Oft knallt es ordentlich und unerwartet, so daß man zusammenzuckt. Ähnlich erging es kürzlich, wie man beobachten konnte, einem Zuschauer in einer Vorführung von "Harry außer sich", dem neuen Film von Woody Allen. Links, einen Sitz weiter, bewegte sich auf einmal ein gewaltiger Schatten im Dunkeln. Der Großkritiker Hellmuth Karasek hatte die Schuhe ausgezogen und seine Füße über die Lehne gelegt.

"Octalus" ist ein wirklich intelligenter Film, dessen Figuren auch Humor beweisen, wenn's drauf ankommt.

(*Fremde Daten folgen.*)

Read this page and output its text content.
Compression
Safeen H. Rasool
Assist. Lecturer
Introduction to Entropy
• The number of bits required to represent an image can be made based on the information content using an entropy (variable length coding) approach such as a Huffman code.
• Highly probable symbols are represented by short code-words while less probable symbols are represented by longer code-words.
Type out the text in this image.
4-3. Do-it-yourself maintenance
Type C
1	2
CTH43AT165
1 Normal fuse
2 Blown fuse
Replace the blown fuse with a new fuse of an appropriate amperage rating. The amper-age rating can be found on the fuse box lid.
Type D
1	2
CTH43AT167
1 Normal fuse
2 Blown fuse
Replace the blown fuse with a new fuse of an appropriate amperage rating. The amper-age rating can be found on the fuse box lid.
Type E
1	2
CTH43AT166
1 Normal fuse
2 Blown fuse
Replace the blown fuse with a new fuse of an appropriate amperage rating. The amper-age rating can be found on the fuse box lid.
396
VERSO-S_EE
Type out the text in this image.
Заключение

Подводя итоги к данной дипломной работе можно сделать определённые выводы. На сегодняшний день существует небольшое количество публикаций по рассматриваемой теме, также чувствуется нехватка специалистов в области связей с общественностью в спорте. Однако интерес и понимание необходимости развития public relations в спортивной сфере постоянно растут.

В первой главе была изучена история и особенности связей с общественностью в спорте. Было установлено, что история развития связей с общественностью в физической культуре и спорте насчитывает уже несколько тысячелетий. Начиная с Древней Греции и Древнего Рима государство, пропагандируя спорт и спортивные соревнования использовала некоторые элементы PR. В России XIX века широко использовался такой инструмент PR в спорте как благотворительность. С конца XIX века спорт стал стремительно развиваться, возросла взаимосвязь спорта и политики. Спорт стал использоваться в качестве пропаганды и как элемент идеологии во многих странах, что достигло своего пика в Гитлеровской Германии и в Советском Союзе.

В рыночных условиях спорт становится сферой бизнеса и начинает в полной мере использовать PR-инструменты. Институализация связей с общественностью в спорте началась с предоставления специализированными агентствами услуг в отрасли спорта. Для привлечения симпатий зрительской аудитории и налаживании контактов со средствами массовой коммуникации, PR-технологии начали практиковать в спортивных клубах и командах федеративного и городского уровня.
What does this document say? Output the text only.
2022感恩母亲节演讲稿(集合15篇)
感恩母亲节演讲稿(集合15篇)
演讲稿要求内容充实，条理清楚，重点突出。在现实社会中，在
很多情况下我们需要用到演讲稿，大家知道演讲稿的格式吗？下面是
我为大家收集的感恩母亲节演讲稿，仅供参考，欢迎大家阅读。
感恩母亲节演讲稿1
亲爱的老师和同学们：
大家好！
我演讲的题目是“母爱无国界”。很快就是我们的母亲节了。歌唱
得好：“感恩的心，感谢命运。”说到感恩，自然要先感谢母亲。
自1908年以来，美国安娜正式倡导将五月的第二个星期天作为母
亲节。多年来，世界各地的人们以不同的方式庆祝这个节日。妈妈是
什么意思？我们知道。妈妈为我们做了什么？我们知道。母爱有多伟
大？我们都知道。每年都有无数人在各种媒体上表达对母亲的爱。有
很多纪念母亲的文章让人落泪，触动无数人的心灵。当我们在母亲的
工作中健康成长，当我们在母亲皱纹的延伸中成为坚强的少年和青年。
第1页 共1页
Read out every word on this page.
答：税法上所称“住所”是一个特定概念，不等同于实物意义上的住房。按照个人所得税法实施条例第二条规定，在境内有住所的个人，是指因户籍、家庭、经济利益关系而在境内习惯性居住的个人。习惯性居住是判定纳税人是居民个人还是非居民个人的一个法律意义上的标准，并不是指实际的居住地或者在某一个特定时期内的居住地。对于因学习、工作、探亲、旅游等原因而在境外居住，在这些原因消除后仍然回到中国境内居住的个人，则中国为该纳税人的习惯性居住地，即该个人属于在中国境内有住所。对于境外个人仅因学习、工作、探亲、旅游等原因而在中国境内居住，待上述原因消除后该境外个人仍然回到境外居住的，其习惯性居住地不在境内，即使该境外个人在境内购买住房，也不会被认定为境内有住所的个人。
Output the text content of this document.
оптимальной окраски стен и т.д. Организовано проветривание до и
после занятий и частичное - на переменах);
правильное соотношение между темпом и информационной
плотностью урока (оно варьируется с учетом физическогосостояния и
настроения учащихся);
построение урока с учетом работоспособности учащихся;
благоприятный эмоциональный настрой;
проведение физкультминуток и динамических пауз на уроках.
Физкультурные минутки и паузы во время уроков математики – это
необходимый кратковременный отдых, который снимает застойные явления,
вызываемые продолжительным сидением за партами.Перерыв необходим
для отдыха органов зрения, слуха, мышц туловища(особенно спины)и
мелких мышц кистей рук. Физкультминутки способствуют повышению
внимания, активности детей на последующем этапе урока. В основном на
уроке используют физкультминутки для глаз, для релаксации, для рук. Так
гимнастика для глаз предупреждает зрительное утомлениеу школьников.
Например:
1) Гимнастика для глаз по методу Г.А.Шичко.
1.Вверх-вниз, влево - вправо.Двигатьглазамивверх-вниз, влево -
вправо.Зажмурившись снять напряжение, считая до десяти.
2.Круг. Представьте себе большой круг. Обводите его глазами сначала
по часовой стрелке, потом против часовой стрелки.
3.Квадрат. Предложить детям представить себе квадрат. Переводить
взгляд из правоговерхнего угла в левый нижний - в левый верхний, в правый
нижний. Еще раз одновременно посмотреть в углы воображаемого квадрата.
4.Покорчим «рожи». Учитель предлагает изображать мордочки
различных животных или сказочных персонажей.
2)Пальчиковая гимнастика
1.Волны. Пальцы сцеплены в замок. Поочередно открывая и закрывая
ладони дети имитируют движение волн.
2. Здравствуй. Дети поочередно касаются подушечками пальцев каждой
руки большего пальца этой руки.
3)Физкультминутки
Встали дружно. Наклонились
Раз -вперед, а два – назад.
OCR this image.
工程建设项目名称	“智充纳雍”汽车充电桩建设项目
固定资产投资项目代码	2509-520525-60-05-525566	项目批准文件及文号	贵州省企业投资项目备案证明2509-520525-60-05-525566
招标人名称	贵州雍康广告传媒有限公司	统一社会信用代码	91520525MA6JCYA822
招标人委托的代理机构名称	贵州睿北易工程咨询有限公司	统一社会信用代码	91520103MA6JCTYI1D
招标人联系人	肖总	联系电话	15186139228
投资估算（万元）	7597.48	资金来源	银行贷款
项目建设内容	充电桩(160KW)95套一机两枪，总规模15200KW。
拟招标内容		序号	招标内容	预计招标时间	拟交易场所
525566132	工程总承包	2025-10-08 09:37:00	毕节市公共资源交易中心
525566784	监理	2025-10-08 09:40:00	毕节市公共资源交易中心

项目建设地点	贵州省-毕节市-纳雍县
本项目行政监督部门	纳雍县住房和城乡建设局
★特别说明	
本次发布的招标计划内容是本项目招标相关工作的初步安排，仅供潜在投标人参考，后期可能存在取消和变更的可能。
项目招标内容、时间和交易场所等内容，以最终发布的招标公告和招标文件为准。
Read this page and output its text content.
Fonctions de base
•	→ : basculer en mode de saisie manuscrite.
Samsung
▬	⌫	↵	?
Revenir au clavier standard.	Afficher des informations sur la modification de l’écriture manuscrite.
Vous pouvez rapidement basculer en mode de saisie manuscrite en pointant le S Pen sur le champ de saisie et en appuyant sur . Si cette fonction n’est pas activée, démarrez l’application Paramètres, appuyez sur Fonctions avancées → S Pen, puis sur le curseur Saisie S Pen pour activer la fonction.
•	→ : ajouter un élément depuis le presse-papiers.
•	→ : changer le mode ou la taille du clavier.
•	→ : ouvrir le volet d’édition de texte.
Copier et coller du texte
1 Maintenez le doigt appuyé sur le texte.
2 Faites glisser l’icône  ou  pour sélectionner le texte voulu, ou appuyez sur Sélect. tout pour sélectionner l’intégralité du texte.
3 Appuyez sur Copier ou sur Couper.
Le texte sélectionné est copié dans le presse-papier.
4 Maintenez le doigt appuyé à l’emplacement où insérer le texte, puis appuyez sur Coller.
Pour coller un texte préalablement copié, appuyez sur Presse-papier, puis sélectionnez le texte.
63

Eine Frau entdeckt im stürmischen Wasser eine Leiche und ist völlig entsetzt. Zwei Meter weiter sagt ihr Freund, der das nicht mitbekommen hat: "So ein Wetter. Da sind nur Idioten draußen." Die Brutalität der Massenmordphantasien, von denen "Octalus" zweifelsohne erzählt - so könnte man einen Schiffsuntergang auch sehen -, versinnbildlicht den Terror der Gesellschaft. Die Wunden der Verletzten müssen mit Garn und ohne betäubende Mittel zugenäht werden. Die Welt wird von oben nach unten gekehrt. Der Blick geht auf die Hand. Die Nadel. Dann: nur Augen. Trauer und Entsetzen. Die Zuschauer sind hautnah dabei. Bei der Katastrophe kommt zum Beispiel keiner davon wie in anderen Untergangsfilmen. Die Passagiere finden ein schreckliches Ende.

Die Dreharbeiten sind ganz schön wüst gewesen, wie ein Gespräch mit den Beteiligten verrät. Famke Janssen fühlte sich stark beansprucht. "Mir gefiel das Drehbuch. Aber ich hätte nie gedacht, daß ich so viel Zeit im Wasser verbringen müßte."

Wie extrem es zuging, mag eine Presseverlautbarung verdeutlichen: "Seine Zeit als Soldat in Vietnam erwies sich für Wes Studi dabei als wertvolle Erfahrung." Studi, der einen Bösewicht spielt, dazu: "Man muß sich genau darüber im klaren sein, welche Emotionen man im Augenblick des Todes durchlebt. Ich entschloß mich, vor der Kamera den Tod zu ignorieren."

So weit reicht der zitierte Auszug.